The district court's decision on how to handle delayed disclosure of discovery materials should be upheld absent a clear abuse of discretion. United States v. Sepulveda, 15 F.3d 1161, 1179 (1st Cir. 1993), cert. denied, --- U.S. # 6D6D 6D#, 62 U.S.L.W. 3842 (U.S. June 20, 1994) (No. 93-8581). Even if we found that the Government's actions rose to the level of prosecutorial misconduct, reversal is not warranted unless the defendant has been prejudiced by the misconduct. United States v. Brockington, 849 F.2d 872, 875 (4th Cir. 1988). Generally, there is no prejudice if the material is made available in time for its effective use at trial. United States v. Smith Grading & Paving, Inc., 760 F.2d 527, 532 (4th Cir.), cert. denied, 474 U.S. 1005 (1985).

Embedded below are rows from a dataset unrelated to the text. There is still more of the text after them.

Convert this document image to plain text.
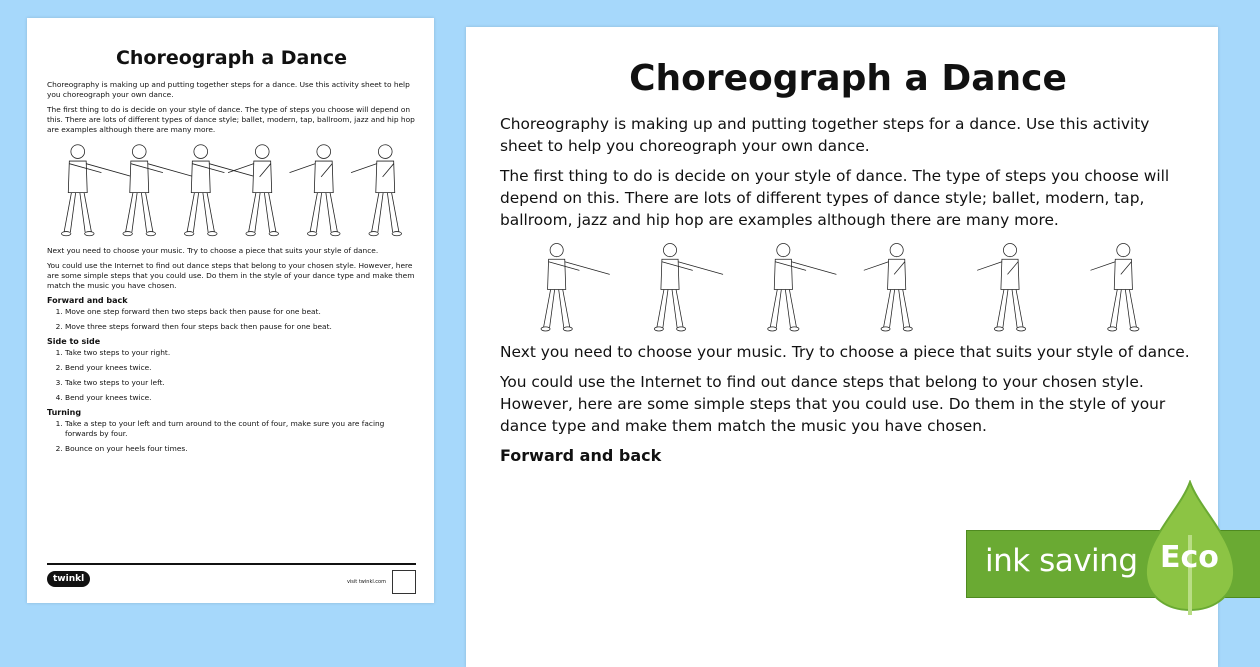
Choreograph a Dance

Choreography is making up and putting together steps for a dance. Use this activity sheet to help you choreograph your own dance.

The first thing to do is decide on your style of dance. The type of steps you choose will depend on this. There are lots of different types of dance style; ballet, modern, tap, ballroom, jazz and hip hop are examples although there are many more.

Next you need to choose your music. Try to choose a piece that suits your style of dance.

You could use the Internet to find out dance steps that belong to your chosen style. However, here are some simple steps that you could use. Do them in the style of your dance type and make them match the music you have chosen.

Forward and back
1. Move one step forward then two steps back then pause for one beat.
2. Move three steps forward then four steps back then pause for one beat.
Side to side
1. Take two steps to your right.
2. Bend your knees twice.
3. Take two steps to your left.
4. Bend your knees twice.
Turning
1. Take a step to your left and turn around to the count of four, make sure you are facing forwards by four.
2. Bounce on your heels four times.
twinkl	visit twinkl.com
Choreograph a Dance

Choreography is making up and putting together steps for a dance. Use this activity sheet to help you choreograph your own dance.

The first thing to do is decide on your style of dance. The type of steps you choose will depend on this. There are lots of different types of dance style; ballet, modern, tap, ballroom, jazz and hip hop are examples although there are many more.

Next you need to choose your music. Try to choose a piece that suits your style of dance.

You could use the Internet to find out dance steps that belong to your chosen style. However, here are some simple steps that you could use. Do them in the style of your dance type and make them match the music you have chosen.

Forward and back
ink saving Eco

We find that the district court did not abuse its discretion in denying Jones's motion. Defense counsel stated that he could effectively review the materials prior to trial the next morning. In addition, Jones fails to show any prejudice from the individual materials. The defense was fully aware of all of the Government's witnesses several months before the trial and had the opportunity to interview and cross-examine them. Moreover, there is nothing in the record suggesting that the Government used the other materials or that Jones was prejudiced by any such use.

We therefore affirm the findings and sentence of the district court. We dispense with oral argument because the facts and legal contentions are adequately presented in the materials before the court and argument would not aid the decisional process.